L’échange de maisons permet à des particuliers de séjourner chez d’autres, tandis que ces derniers occupent leur propre logement, le tout sans aucune transaction financière entre les parties. En Espagne, cette pratique se développe parallèlement au tourisme traditionnel et a connu un essor notable ces dernières années. Toutefois, elle s’inscrit dans une zone grise sur le plan réglementaire, notamment en matière de fiscalité et de tourisme, ce qui alimente le débat autour de son encadrement juridique.
Un modèle en expansion sans règles claires
Contrairement aux locations de vacances, soumises à l'enregistrement, à l'identification fiscale et à des obligations déclaratives, l'échange de logements échappe à la réglementation touristique et ne génère aucune obligation fiscale définie. Les juristes soulignent que, même si cette pratique ne produit pas de revenu direct, elle constitue un « avantage en nature » difficile à qualifier au regard du droit fiscal actuel, ce qui place les autorités dans une situation d'incertitude juridique.
Ce modèle permet non seulement d'éliminer les coûts directs d'hébergement, mais aussi de promouvoir un tourisme plus collaboratif et abordable, à moindre impact environnemental. Les familles et les voyageurs le perçoivent comme une façon de voyager plus authentique et respectueuse, axée sur la réciprocité.
L'un des principaux moteurs de cette tendance est HomeExchange, la première plateforme mondiale d'échange de maisons, qui a enregistré une croissance annuelle de 43 % en 2025. Son utilisation a triplé au cours des quatre dernières années, et la société prévoit 15 millions de nuitées en 2026, ce qui reflète la consolidation de l'échange de maisons comme une tendance croissante du tourisme mondial.

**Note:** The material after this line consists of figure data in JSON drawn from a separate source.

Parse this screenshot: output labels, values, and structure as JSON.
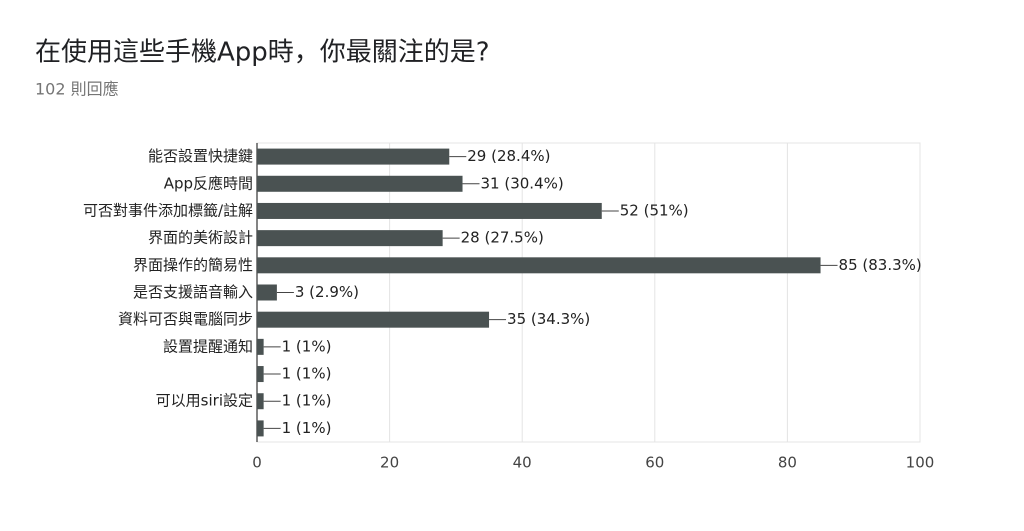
{
  "chart_data": {
    "type": "bar",
    "orientation": "horizontal",
    "title": "在使用這些手機App時，你最關注的是?",
    "subtitle": "102 則回應",
    "categories": [
      "能否設置快捷鍵",
      "App反應時間",
      "可否對事件添加標籤/註解",
      "界面的美術設計",
      "界面操作的簡易性",
      "是否支援語音輸入",
      "資料可否與電腦同步",
      "設置提醒通知",
      null,
      "可以用siri設定",
      null
    ],
    "values": [
      29,
      31,
      52,
      28,
      85,
      3,
      35,
      1,
      1,
      1,
      1
    ],
    "value_labels": [
      "29 (28.4%)",
      "31 (30.4%)",
      "52 (51%)",
      "28 (27.5%)",
      "85 (83.3%)",
      "3 (2.9%)",
      "35 (34.3%)",
      "1 (1%)",
      "1 (1%)",
      "1 (1%)",
      "1 (1%)"
    ],
    "color": "#4a5252",
    "xlim": [
      0,
      100
    ],
    "xticks": [
      0,
      20,
      40,
      60,
      80,
      100
    ],
    "grid": true
  }
}
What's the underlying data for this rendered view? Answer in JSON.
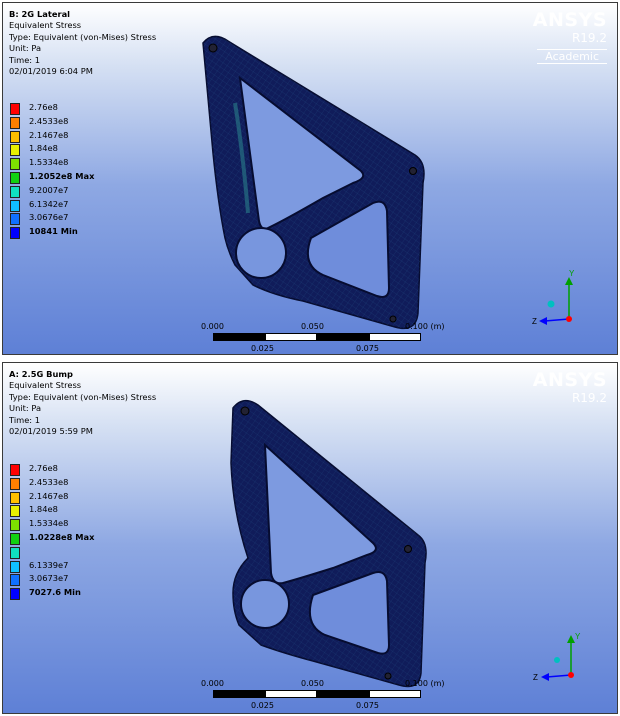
{
  "panels": [
    {
      "title": "B: 2G Lateral",
      "lines": [
        "Equivalent Stress",
        "Type: Equivalent (von-Mises) Stress",
        "Unit: Pa",
        "Time: 1",
        "02/01/2019 6:04 PM"
      ],
      "legend": [
        {
          "label": "2.76e8",
          "color": "#ff0000",
          "bold": false
        },
        {
          "label": "2.4533e8",
          "color": "#ff7f00",
          "bold": false
        },
        {
          "label": "2.1467e8",
          "color": "#ffbf00",
          "bold": false
        },
        {
          "label": "1.84e8",
          "color": "#e8f000",
          "bold": false
        },
        {
          "label": "1.5334e8",
          "color": "#7ee000",
          "bold": false
        },
        {
          "label": "1.2052e8 Max",
          "color": "#12d012",
          "bold": true
        },
        {
          "label": "9.2007e7",
          "color": "#10e0c0",
          "bold": false
        },
        {
          "label": "6.1342e7",
          "color": "#10c0ff",
          "bold": false
        },
        {
          "label": "3.0676e7",
          "color": "#1070ff",
          "bold": false
        },
        {
          "label": "10841 Min",
          "color": "#0000ff",
          "bold": true
        }
      ],
      "brand": {
        "name": "ANSYS",
        "version": "R19.2",
        "edition": "Academic"
      },
      "scale": {
        "top_ticks": [
          "0.000",
          "0.050",
          "0.100 (m)"
        ],
        "bottom_ticks": [
          "0.025",
          "0.075"
        ]
      }
    },
    {
      "title": "A: 2.5G Bump",
      "lines": [
        "Equivalent Stress",
        "Type: Equivalent (von-Mises) Stress",
        "Unit: Pa",
        "Time: 1",
        "02/01/2019 5:59 PM"
      ],
      "legend": [
        {
          "label": "2.76e8",
          "color": "#ff0000",
          "bold": false
        },
        {
          "label": "2.4533e8",
          "color": "#ff7f00",
          "bold": false
        },
        {
          "label": "2.1467e8",
          "color": "#ffbf00",
          "bold": false
        },
        {
          "label": "1.84e8",
          "color": "#e8f000",
          "bold": false
        },
        {
          "label": "1.5334e8",
          "color": "#7ee000",
          "bold": false
        },
        {
          "label": "1.0228e8 Max",
          "color": "#12d012",
          "bold": true
        },
        {
          "label": "",
          "color": "#10e0c0",
          "bold": false
        },
        {
          "label": "6.1339e7",
          "color": "#10c0ff",
          "bold": false
        },
        {
          "label": "3.0673e7",
          "color": "#1070ff",
          "bold": false
        },
        {
          "label": "7027.6 Min",
          "color": "#0000ff",
          "bold": true
        }
      ],
      "brand": {
        "name": "ANSYS",
        "version": "R19.2",
        "edition": ""
      },
      "scale": {
        "top_ticks": [
          "0.000",
          "0.050",
          "0.100 (m)"
        ],
        "bottom_ticks": [
          "0.025",
          "0.075"
        ]
      }
    }
  ],
  "colors": {
    "part_fill": "#101c5a",
    "part_edge": "#060c30",
    "mesh_highlight": "#2a7f8a",
    "triad_y": "#00a000",
    "triad_z": "#0000ff",
    "triad_x": "#ff0000",
    "triad_origin": "#00c0c0"
  },
  "triad_labels": {
    "y": "Y",
    "z": "Z"
  }
}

La communauté de la plateforme compte désormais plus de 270 000 membres répartis dans 155 pays et s’intègre de plus en plus aux habitudes de voyage de milliers de personnes. « La confiance entre les individus peut transformer notre façon de voyager et offrir des expériences plus authentiques et accessibles », soulignent les analystes du secteur.
L'échange de maisons prend de l'ampleur en Espagne
En Espagne, l'échange de maisons a connu une croissance remarquable en 2025. La plateforme compte désormais plus de 40 600 membres actifs et a enregistré une hausse de 43 % des échanges réalisés au cours de l'année. Les régions ayant connu la plus forte croissance sont la Communauté valencienne, la Castille-La Manche et l'Estrémadure, mais Madrid, l'Andalousie, les îles Canaries et la Galice ont également enregistré des augmentations significatives.
Cette expansion se produit dans les zones urbaines, rurales et côtières, contribuant à redistribuer les flux touristiques et à atténuer certaines des pressions associées au tourisme conventionnel, telles que la tension sur le logement et les infrastructures locales.
Face aux conséquences néfastes du tourisme de masse, surpopulation, flambée des prix de l'immobilier et tensions avec les résidents, les destinations européennes proposent une alternative qui préserve le parc de logements et n'entraîne pas un développement touristique intensif. Son principe de réciprocité favorise des séjours plus longs et une immersion dans la vie locale, sans transactions commerciales traditionnelles.
Les experts du tourisme soulignent son potentiel pour désengorger les destinations populaires et promouvoir un tourisme plus durable et centré sur l'humain. Cependant, l'absence de réglementation spécifique demeure un défi, que la popularité croissante de cette pratique pourrait contraindre les autorités à relever dans les années à venir.